Long paths make pattern-counting hard, and deep trees make it harder

TL;DR

This paper investigates the computational complexity of a pattern counting problem in permutations, revealing how structural properties of permutation classes influence the difficulty of solving the problem under ETH assumptions.

Contribution

It identifies structural properties like the long path property and deep tree property that determine the complexity bounds of pattern counting in permutation classes.

Findings

LPP implies no $f(k)n^{o(\sqrt{k})}$ algorithms under ETH.

DTP implies no $f(k)n^{o(k/\log^2 k)}$ algorithms under ETH.

Certain monotone grid classes with LPP but not DTP allow $f(k)n^{O(\sqrt{k})}$ algorithms.

Abstract

We study the counting problem known as #PPM, whose input is a pair of permutations $\pi$ and $\tau$ (called pattern and text, respectively), and the task is to find the number of subsequences of $\tau$ that have the same relative order as $\pi$. A simple brute-force approach solves #PPM for a pattern of length $k$ and a text of length $n$ in time $O(n^{k+1})$, while Berendsohn, Kozma and Marx have recently shown that under the exponential time hypothesis (ETH), it cannot be solved in time $f(k) n^{o(k/\log k)}$ for any function $f$. In this paper, we consider the restriction of #PPM, known as $\mathcal{C}$-Pattern #PPM, where the pattern $\pi$ must belong to a hereditary permutation class $\mathcal{C}$. Our goal is to identify the structural properties of $\mathcal{C}$ that determine the complexity of $\mathcal{C}$-Pattern #PPM. We focus on two such structural properties, known as the long path property (LPP) and the deep tree property (DTP).
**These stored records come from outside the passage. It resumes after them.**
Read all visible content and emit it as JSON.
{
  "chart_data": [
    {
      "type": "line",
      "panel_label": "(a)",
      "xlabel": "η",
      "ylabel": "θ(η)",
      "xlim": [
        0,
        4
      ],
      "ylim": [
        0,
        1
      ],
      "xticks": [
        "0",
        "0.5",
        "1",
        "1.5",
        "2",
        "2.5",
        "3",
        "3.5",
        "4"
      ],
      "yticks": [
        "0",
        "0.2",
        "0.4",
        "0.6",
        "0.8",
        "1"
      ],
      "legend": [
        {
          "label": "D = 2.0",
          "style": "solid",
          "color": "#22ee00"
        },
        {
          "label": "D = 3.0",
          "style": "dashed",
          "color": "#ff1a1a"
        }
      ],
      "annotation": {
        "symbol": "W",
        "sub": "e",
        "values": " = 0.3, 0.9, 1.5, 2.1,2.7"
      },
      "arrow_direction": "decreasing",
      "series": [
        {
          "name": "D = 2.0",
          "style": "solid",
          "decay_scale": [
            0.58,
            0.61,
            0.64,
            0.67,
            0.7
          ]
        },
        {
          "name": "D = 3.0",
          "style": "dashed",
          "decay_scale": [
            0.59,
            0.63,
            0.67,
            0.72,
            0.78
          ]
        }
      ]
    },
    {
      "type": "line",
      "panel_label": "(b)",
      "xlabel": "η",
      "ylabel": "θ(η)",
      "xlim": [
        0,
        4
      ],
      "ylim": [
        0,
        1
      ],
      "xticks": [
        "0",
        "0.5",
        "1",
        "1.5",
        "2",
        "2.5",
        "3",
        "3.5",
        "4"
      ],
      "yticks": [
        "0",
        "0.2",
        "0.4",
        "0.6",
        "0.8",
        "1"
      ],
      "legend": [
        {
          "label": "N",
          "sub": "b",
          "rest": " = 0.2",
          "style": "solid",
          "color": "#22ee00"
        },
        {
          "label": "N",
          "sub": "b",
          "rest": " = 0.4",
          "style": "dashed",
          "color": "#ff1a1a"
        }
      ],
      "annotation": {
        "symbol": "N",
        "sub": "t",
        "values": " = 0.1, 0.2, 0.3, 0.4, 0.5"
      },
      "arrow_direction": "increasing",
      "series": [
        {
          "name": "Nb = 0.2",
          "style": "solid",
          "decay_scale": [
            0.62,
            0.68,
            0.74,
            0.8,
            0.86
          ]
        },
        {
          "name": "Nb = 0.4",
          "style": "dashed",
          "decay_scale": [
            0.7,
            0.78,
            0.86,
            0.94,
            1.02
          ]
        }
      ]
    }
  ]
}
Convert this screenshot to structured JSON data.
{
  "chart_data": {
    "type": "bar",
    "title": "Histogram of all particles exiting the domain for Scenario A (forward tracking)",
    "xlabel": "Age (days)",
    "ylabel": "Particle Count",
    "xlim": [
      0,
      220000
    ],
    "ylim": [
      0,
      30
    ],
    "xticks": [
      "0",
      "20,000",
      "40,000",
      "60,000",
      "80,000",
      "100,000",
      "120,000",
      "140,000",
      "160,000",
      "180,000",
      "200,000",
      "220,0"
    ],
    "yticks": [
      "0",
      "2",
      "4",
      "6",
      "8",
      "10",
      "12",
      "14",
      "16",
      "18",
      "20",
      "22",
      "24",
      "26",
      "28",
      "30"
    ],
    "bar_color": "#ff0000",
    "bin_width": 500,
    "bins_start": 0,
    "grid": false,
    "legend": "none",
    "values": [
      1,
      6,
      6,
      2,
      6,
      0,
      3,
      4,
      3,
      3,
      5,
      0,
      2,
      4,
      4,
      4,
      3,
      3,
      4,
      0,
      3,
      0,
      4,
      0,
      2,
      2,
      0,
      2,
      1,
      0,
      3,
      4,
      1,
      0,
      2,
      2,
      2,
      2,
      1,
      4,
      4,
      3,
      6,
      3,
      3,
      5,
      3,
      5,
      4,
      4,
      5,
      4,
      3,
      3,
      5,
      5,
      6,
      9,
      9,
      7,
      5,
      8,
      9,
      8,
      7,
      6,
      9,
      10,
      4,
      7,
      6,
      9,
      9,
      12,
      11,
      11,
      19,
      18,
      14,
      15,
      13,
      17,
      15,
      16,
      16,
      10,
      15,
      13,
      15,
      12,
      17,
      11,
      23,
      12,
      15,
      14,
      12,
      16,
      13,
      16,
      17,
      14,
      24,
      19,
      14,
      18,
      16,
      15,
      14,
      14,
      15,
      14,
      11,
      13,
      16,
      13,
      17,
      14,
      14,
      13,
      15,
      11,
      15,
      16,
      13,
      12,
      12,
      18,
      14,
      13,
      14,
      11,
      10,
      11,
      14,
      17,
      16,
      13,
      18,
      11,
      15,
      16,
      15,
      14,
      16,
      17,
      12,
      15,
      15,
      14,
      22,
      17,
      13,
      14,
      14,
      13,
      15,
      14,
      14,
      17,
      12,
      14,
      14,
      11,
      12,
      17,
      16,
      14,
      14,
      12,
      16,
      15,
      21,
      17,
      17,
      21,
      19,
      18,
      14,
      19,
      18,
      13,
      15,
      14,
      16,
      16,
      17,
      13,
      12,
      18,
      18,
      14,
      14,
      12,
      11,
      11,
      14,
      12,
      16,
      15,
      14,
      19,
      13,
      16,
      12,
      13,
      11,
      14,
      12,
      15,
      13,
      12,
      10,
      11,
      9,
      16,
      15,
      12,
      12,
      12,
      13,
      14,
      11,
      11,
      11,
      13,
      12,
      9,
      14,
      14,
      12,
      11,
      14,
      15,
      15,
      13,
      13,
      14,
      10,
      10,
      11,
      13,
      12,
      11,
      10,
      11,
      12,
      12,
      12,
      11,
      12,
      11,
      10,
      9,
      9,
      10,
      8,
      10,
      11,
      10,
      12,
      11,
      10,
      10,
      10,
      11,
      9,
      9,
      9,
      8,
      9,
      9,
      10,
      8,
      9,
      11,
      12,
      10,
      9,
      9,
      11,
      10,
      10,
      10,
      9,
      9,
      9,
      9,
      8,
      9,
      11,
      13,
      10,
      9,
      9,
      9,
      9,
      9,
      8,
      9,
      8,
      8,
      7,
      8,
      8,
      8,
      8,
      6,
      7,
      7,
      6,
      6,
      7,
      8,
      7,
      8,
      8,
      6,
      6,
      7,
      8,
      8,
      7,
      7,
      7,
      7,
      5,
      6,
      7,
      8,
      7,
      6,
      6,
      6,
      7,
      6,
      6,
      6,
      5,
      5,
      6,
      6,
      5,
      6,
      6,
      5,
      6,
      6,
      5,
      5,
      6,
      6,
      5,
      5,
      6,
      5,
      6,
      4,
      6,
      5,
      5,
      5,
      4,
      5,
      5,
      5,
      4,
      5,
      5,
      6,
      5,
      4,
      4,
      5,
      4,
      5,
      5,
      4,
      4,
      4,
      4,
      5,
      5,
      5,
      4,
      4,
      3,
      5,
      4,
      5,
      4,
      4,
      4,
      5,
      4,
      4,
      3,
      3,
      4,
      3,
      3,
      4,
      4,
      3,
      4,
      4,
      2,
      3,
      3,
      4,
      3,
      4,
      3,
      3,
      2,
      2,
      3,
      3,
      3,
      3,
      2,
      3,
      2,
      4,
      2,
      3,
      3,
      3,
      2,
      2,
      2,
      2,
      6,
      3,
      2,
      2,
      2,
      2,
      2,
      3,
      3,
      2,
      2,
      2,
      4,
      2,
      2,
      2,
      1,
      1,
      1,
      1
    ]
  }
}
Assuming ETH, we obtain these results: 1. If $C$ has the LPP, then $\mathcal{C}$-Pattern #PPM cannot be solved in time $f(k)n^{o(\sqrt{k})}$ for any function $f$, and 2. if $C$ has the DTP, then $\mathcal{C}$-Pattern #PPM cannot be solved in time $f(k)n^{o(k/\log^2 k)}$ for any function $f$. Furthermore, when $\mathcal{C}$ is one of the so-called monotone grid classes, we show that if $\mathcal{C}$ has the LPP but not the DTP, then $\mathcal{C}$-Pattern #PPM can be solved in time $f(k)n^{O(\sqrt k)}$. In particular, the lower bounds above are tight up to the polylog terms in the exponents.